John Lennox, professor of Mathematics emeritus at Oxford, raises shrewd questions about both the risks and benefits of AI in his book, 2084: Artificial Intelligence and the Future of Humanity. He points to a prophecy in the biblical text that highlights the deceptive power of material objects which are imbued with the power of speech.
Then I saw another beast rising out of the earth...and by the signs that it is allowed to work..it deceives those who dwell on earth, telling them to make an image... And it was allowed to give breath to the image of the beast, so that the image of the beast might even speak and might cause those who would not worship the image of the beast to be slain. - Selections from Revelation 13:11-15
Where we find ourselves on the overall timeline of biblical prophecy is not the salient point I am drawing from this prophecy. I only mean to observe that we should not disregard the ancient observation that man-made objects empowered with speech are powerfully equipped to deceive. ELIZA was, perhaps, an early warning system in this regard.

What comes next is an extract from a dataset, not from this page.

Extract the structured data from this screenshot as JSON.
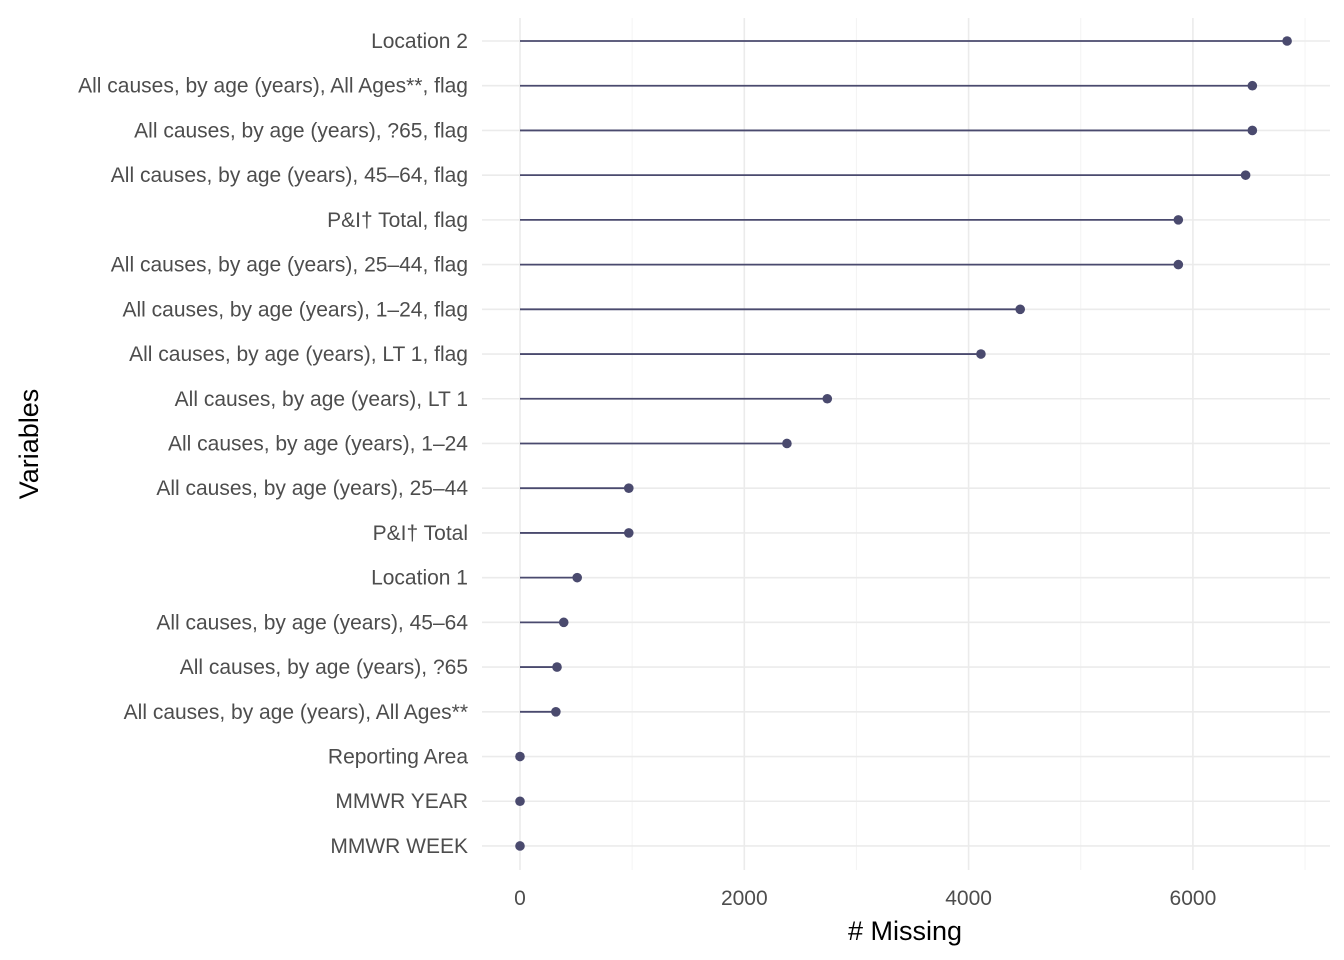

An AI model is a real "intelligence" only if intelligence itself is narrowly computational and mechanistic. Matthew Crawford puts his finger squarely on both the deficiency and the threat that adhere to a conceptual model of human intelligence which has been reduced to something that is merely computational:
Here is the real mischief done by conceiving human intelligence in the image of the computer: It carries an impoverished idea of what thinking is, but it is one that can be made adequate enough if only we can change the world to reduce the scope for the exercise of our full intelligence as embodied agents who do things.
In reality, language models may be powerful calculators but they are only calculators. All who perceive that human life is more than material and mechanistic must recognize how profoundly mistaken it is to encourage the notion that something so plainly mechanistic can nevertheless possess motives or agency. The cultural battle over what it means to be human is red hot at just this particular moment. This is no time to inadvertently affirm the delusion that machines are sentient beings.
Language models may turn out to have real utility in some fields of endeavor. They may even be economically disruptive for a wide range of occupations. But they are nothing to be venerated, nor should they excite our awe. Answers to the truly important questions of our lives - questions having more to do with meaning than with mere data - can never be had from what amounts to a talking calculator. In any case, we would be wise to pay heed to the ancients, who perceived that man-made objects with a facility for speech will represent a uniquely powerful tool for deception.